Er, Stean und Aleen sahen ihn fragend an. Merlin genoss diesen Augenblick. Er war der beste am Zaubern. Der Moment, bevor er einen verschwundenen Gegenstand wieder auftauchen ließ. Der Moment größter Spannung, kurz bevor die Anspannung nachlassen und grenzenloser Erleichterung und Entspannung weichen würde, das Unwissen von Verständnis abgelöst wurde und nur er im Besitz der Antwort auf die Frage war, die zum Zerreißen gespannt im Raum stand. Der Moment vor dem Applaus. Mit einem verspielten Lächeln griff er in seine Jackentasche und produzierte einen schmutzigen schwarzen Geldbeutel, der mit einem verheißungsvollen Scheppern auf dem Tisch landete.

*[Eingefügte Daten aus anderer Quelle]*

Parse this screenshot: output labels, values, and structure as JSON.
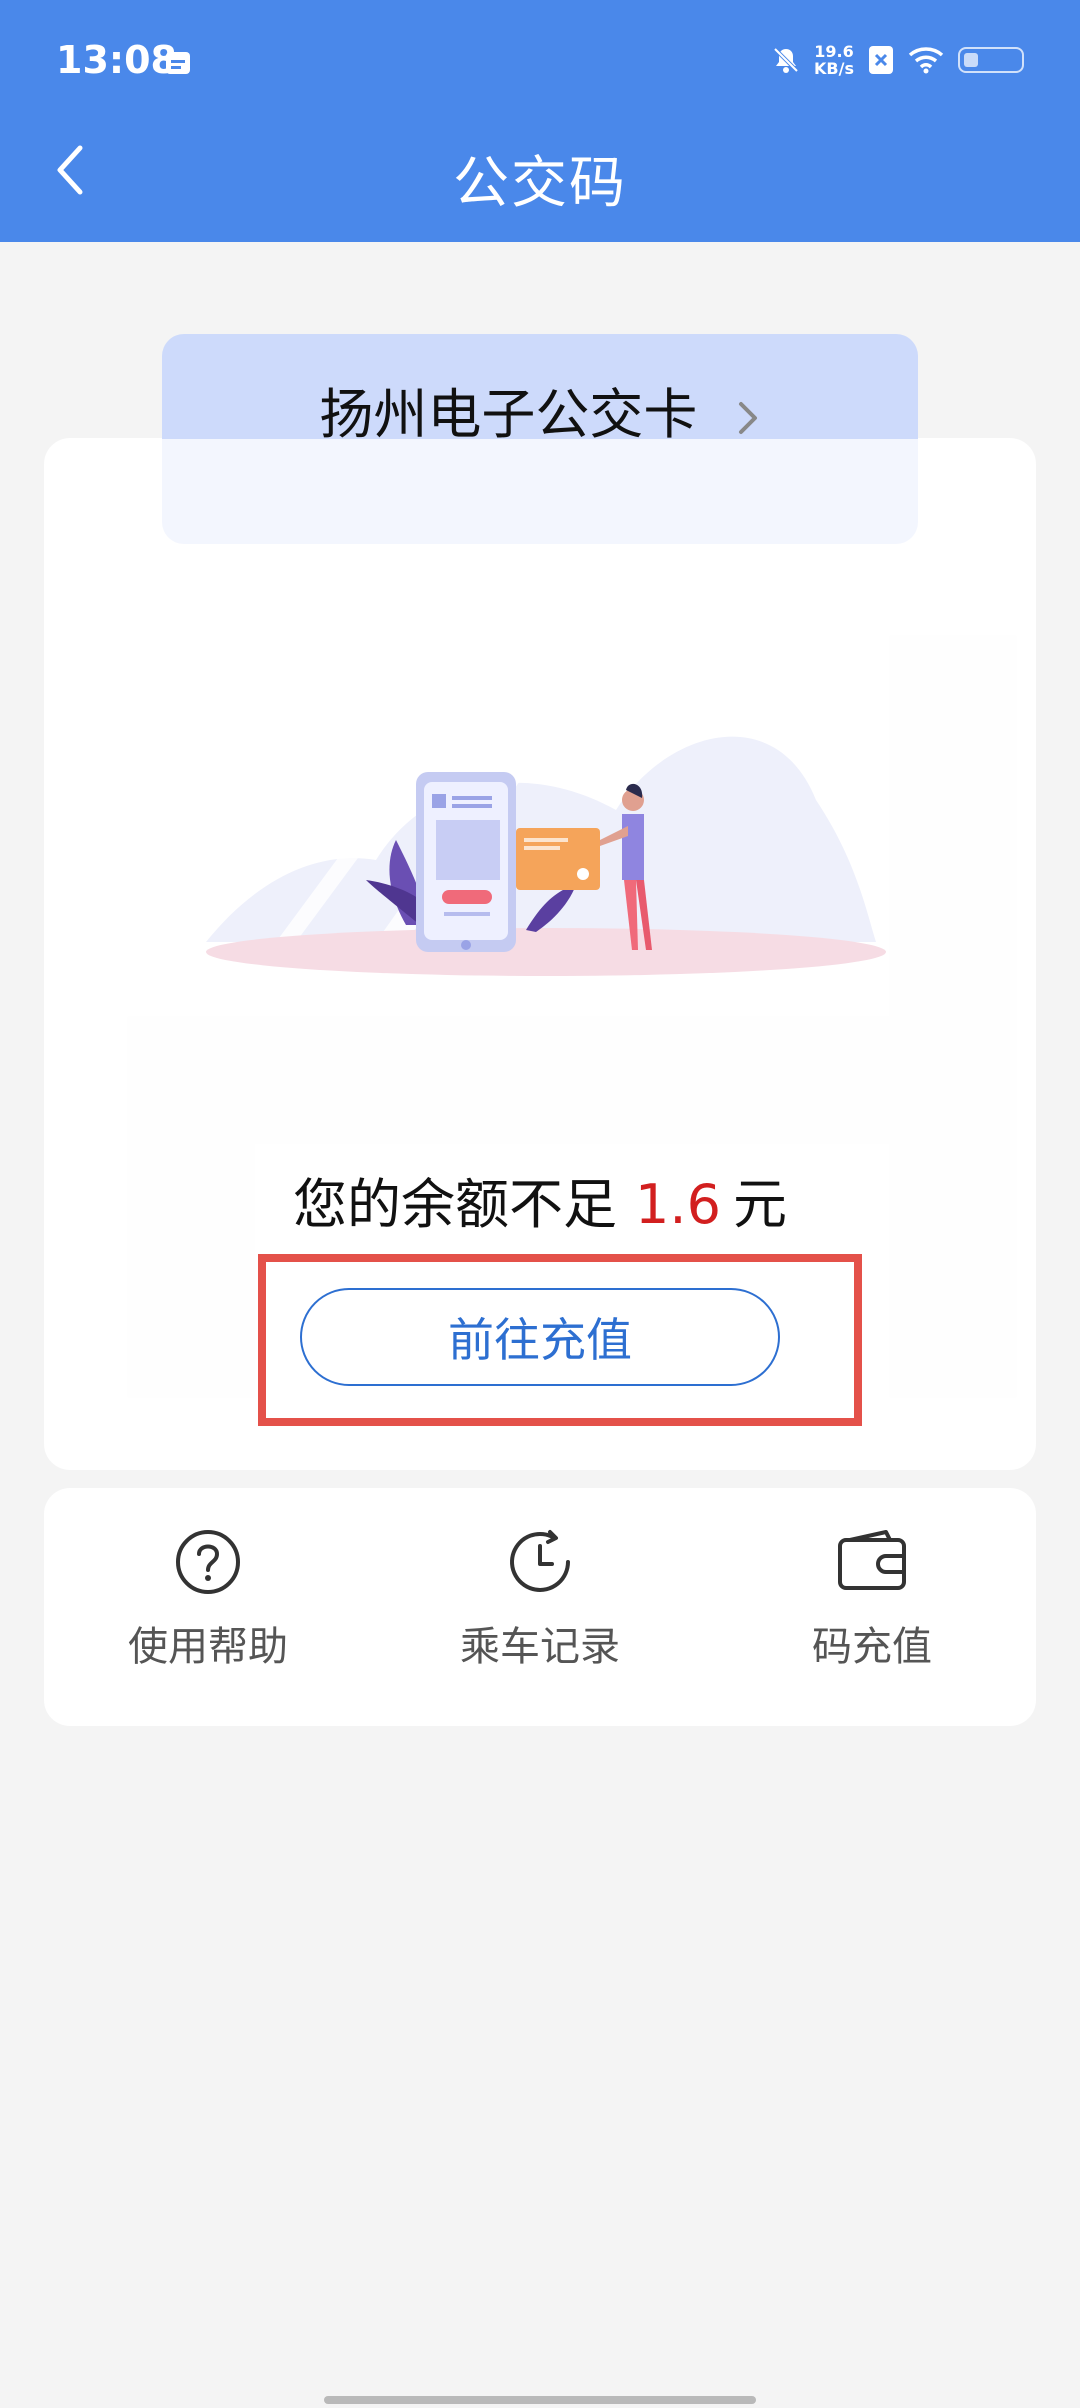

Drystan und Aleen klopften anerkennend mit der Faust auf den Tisch.

»Seitentasche oder Innentasche?«, fragte Stean.

»Seitentasche.«

»Kinderspiel also. Wie hast du geblockt? «

»Kartentrick. Hat mir genug Zeit mit seinen Taschen gegeben.«

»Guter Mann«, sagte Drystan.

Stean hob feierlich seinen Krug, und sie stießen an. Merlin wusste, dass er bald das Weite suchen musste, weil der Junge an der Bar spätestens dann auf seinen Verlust aufmerksam werden würde, wenn er ein weiteres Bier bestellte. Er warf einen Blick zurück zur Bar, um zu prüfen, ob der Junge ihn von hier aus sehen konnte, der aber war bereits verschwunden.

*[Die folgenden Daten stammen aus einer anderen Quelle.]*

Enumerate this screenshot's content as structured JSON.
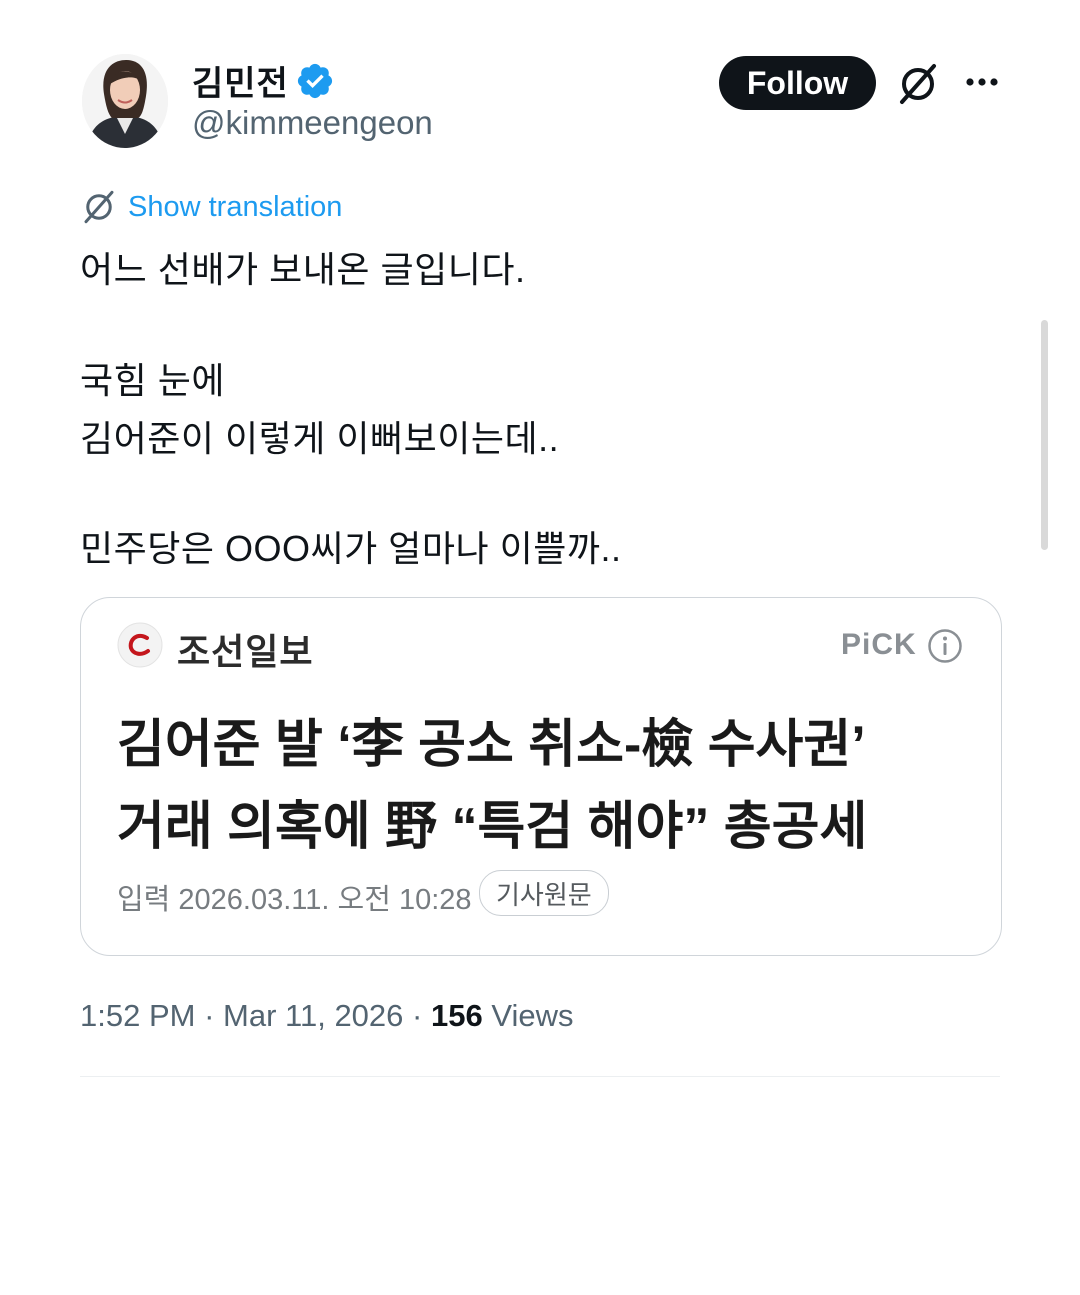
{
  "author": {
    "display_name": "김민전",
    "handle": "@kimmeengeon",
    "verified": true,
    "avatar_icon": "profile-photo"
  },
  "actions": {
    "follow_label": "Follow",
    "grok_icon": "grok-icon",
    "more_icon": "more-dots-icon"
  },
  "translation": {
    "label": "Show translation",
    "icon": "grok-icon"
  },
  "tweet_lines": [
    "어느 선배가 보내온 글입니다.",
    "국힘 눈에",
    "김어준이 이렇게 이뻐보이는데..",
    "민주당은 OOO씨가 얼마나 이쁠까.."
  ],
  "card": {
    "press_name": "조선일보",
    "pick_label": "PiCK",
    "headline_lines": [
      "김어준 발 ‘李 공소 취소-檢 수사권’",
      "거래 의혹에 野 “특검 해야” 총공세"
    ],
    "input_date": "입력 2026.03.11. 오전 10:28",
    "original_link": "기사원문"
  },
  "meta": {
    "time": "1:52 PM",
    "date": "Mar 11, 2026",
    "views_count": "156",
    "views_label": "Views",
    "separator": "·"
  },
  "colors": {
    "link_blue": "#1d9bf0",
    "verified_blue": "#1d9bf0",
    "press_red": "#c4161c",
    "text_primary": "#0f1419",
    "text_secondary": "#536471"
  }
}
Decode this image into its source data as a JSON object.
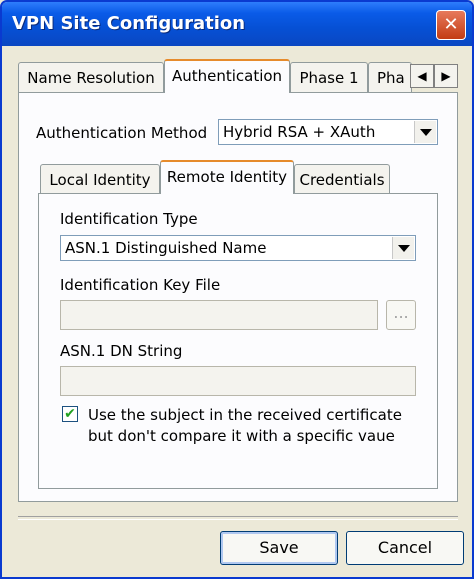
{
  "window": {
    "title": "VPN Site Configuration",
    "close_glyph": "✕"
  },
  "tabs": [
    {
      "label": "Name Resolution"
    },
    {
      "label": "Authentication"
    },
    {
      "label": "Phase 1"
    },
    {
      "label": "Pha"
    }
  ],
  "tab_scroll": {
    "left_glyph": "◀",
    "right_glyph": "▶"
  },
  "auth_method": {
    "label": "Authentication Method",
    "value": "Hybrid RSA + XAuth"
  },
  "subtabs": [
    {
      "label": "Local Identity"
    },
    {
      "label": "Remote Identity"
    },
    {
      "label": "Credentials"
    }
  ],
  "identification_type": {
    "label": "Identification Type",
    "value": "ASN.1 Distinguished Name"
  },
  "key_file": {
    "label": "Identification Key File",
    "value": "",
    "browse_label": "..."
  },
  "dn_string": {
    "label": "ASN.1 DN String",
    "value": ""
  },
  "subject_checkbox": {
    "checked": true,
    "check_glyph": "✔",
    "line1": "Use the subject in the received certificate",
    "line2": "but don't compare it with a specific vaue"
  },
  "buttons": {
    "save": "Save",
    "cancel": "Cancel"
  }
}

»Was ist los?«, fragte Drystan.

»Er ist nicht mehr da«, sagte Merlin.

»Umso besser«, sagte Stean und klopfte auf den Tisch. »Setz dich, Zauberer! Du hast es dir verdient.«

»Aber er hatte doch noch ein volles Bier.«

»Vielleicht hatʼs ihm nicht mehr geschmeckt«, sagte Stean und winkte der Bedienung, die gerade an ihrem Tisch vorbeilief. »Passiert manchmal.«

»Dir passiert das nie, Stean«, sagte Merlin und reckte weiter den Hals.

»Entspann dich und setz dich hin. Die nächste Runde geht auf mich.«

Merlin zuckte die Achseln und setzte sich wieder hin. Sie tranken die zweite Runde auf Steans Nacken und stießen auf Merlins heutige Ausbeute an. Er würde Aleen, Stean und Drystan den Geldbeutel überlassen, und Eochu würde über die Uhr hocherfreut sein. Dennoch musste Merlin um sieben wieder im Laden stehen, während die anderen ausschlafen konnten, ehe sie am Nachmittag zu dritt auf Streifzug gehen würden.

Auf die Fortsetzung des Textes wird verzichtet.